My parents both work in the media - my mom is a journalist and my dad edits footage for the Austrailian Broadcasting news agency. Thus, from the moment I came into the word, I was surrounded by people who not only read, but also wrote for a living.
"Goodnight Moon" was my favorite book growing up. Now, my parents always regale me with stories about how they would read this book to me before bedtime, and we would say goodnight to all the objects in the room. "Goodnight, bed!" "Goodnight, chair!" Goodnight, Ami"
Began school. Went to a Quaker pre-school for two years. I don't remember reading books here, but I used to draw a lot of pictures. At the top, I would always sign my name, only it was backwards: "IMA".
Started elementary school. Did not like my Kindergarten teachers, and I didn't understand how to count
In first grade, our class put on an event where we would each invite our parents or special friends to school and read a book with them. Not only could my parents not come, but this was also the day I realized how difficult it was for me to read, and I watched other students sitting in their parent's lap reading books like "Little House on the Prairie". I was disappointed.

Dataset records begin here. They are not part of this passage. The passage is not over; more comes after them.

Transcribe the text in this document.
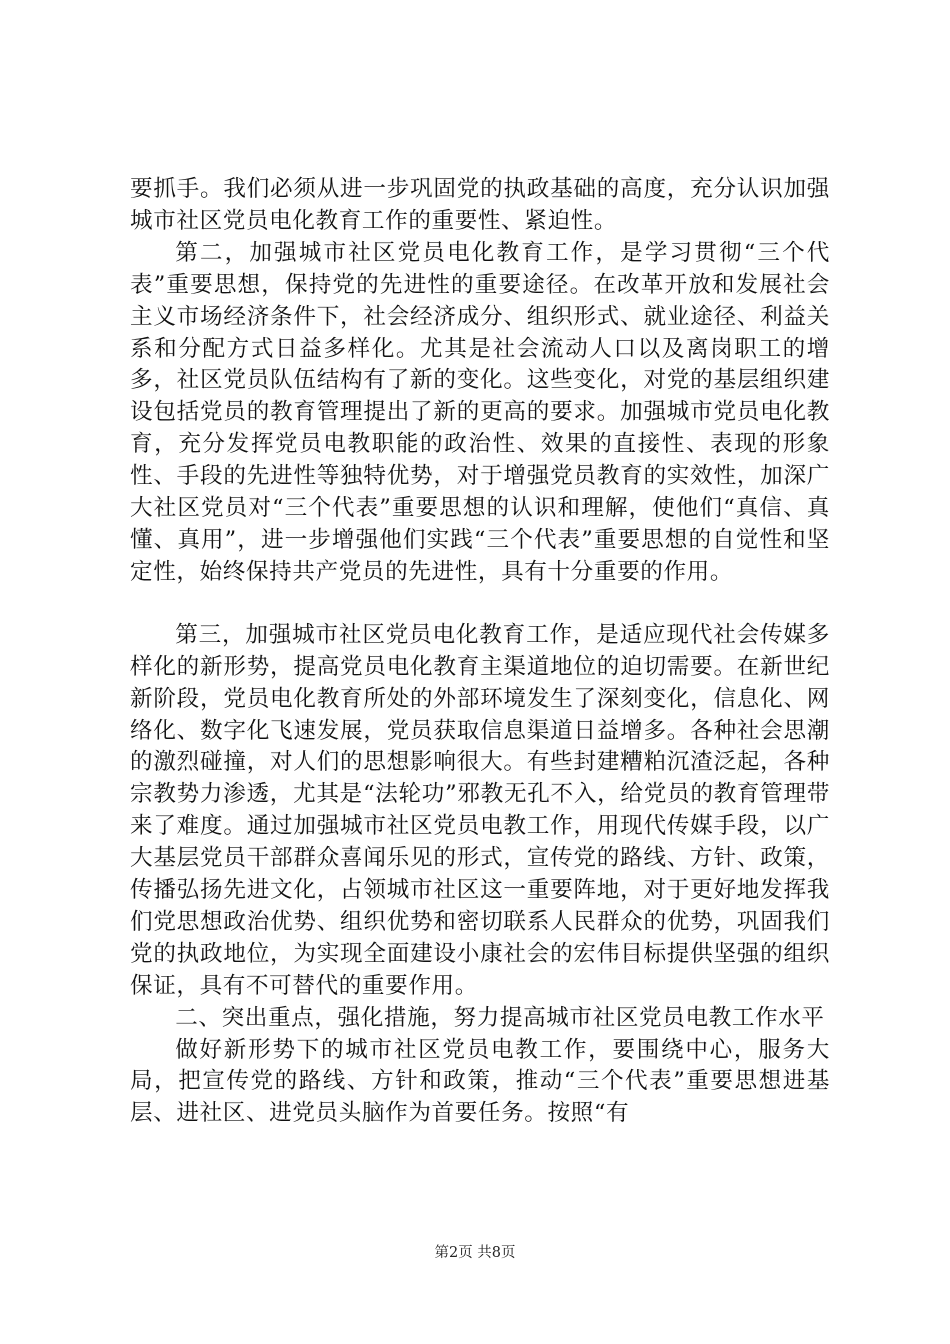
要抓手。我们必须从进一步巩固党的执政基础的高度，充分认识加强城市社区党员电化教育工作的重要性、紧迫性。

第二，加强城市社区党员电化教育工作，是学习贯彻“三个代表”重要思想，保持党的先进性的重要途径。在改革开放和发展社会主义市场经济条件下，社会经济成分、组织形式、就业途径、利益关系和分配方式日益多样化。尤其是社会流动人口以及离岗职工的增多，社区党员队伍结构有了新的变化。这些变化，对党的基层组织建设包括党员的教育管理提出了新的更高的要求。加强城市党员电化教育，充分发挥党员电教职能的政治性、效果的直接性、表现的形象性、手段的先进性等独特优势，对于增强党员教育的实效性，加深广大社区党员对“三个代表”重要思想的认识和理解，使他们“真信、真懂、真用”，进一步增强他们实践“三个代表”重要思想的自觉性和坚定性，始终保持共产党员的先进性，具有十分重要的作用。

第三，加强城市社区党员电化教育工作，是适应现代社会传媒多样化的新形势，提高党员电化教育主渠道地位的迫切需要。在新世纪新阶段，党员电化教育所处的外部环境发生了深刻变化，信息化、网络化、数字化飞速发展，党员获取信息渠道日益增多。各种社会思潮的激烈碰撞，对人们的思想影响很大。有些封建糟粕沉渣泛起，各种宗教势力渗透，尤其是“法轮功”邪教无孔不入，给党员的教育管理带来了难度。通过加强城市社区党员电教工作，用现代传媒手段，以广大基层党员干部群众喜闻乐见的形式，宣传党的路线、方针、政策，传播弘扬先进文化，占领城市社区这一重要阵地，对于更好地发挥我们党思想政治优势、组织优势和密切联系人民群众的优势，巩固我们党的执政地位，为实现全面建设小康社会的宏伟目标提供坚强的组织保证，具有不可替代的重要作用。

二、突出重点，强化措施，努力提高城市社区党员电教工作水平

做好新形势下的城市社区党员电教工作，要围绕中心，服务大局，把宣传党的路线、方针和政策，推动“三个代表”重要思想进基层、进社区、进党员头脑作为首要任务。按照“有

第2页 共8页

I had a green journal I used to carry with me to school. During recess and after school, I would sit and write stories about girls and dolphins and all the other host of characters little girls like to dream about. One day, a boy in my class saw me writing in my green journal, and made fun of me. I think that may have been the last time I wrote in my notebook. It was definitely the last time I brought it to school.
For my birthday, my grandma got me a subscription to "Stone Soup", a literary magazine featuring aspiring authors and illustrators ages 10-13. Reading these made me want to publish my own work, but I never mustered up the courage to try.
This is my dad's favorite book, and it was the first book I remember being read to me. My brother and I shared a room, and we would stay up late listening to my dad read about Bilbo and his adventures. There were also pictures in the copy my dad was reading to us, and I remember eagerly awaiting these pages, to see what I was hearing about transcribed into real renderings
My parents got me a reading tutor named Marcy. She came to our house once or twice every week, and we would read together. She was the one who turned me onto the "Chicken Noodle Soup for the Soul" books.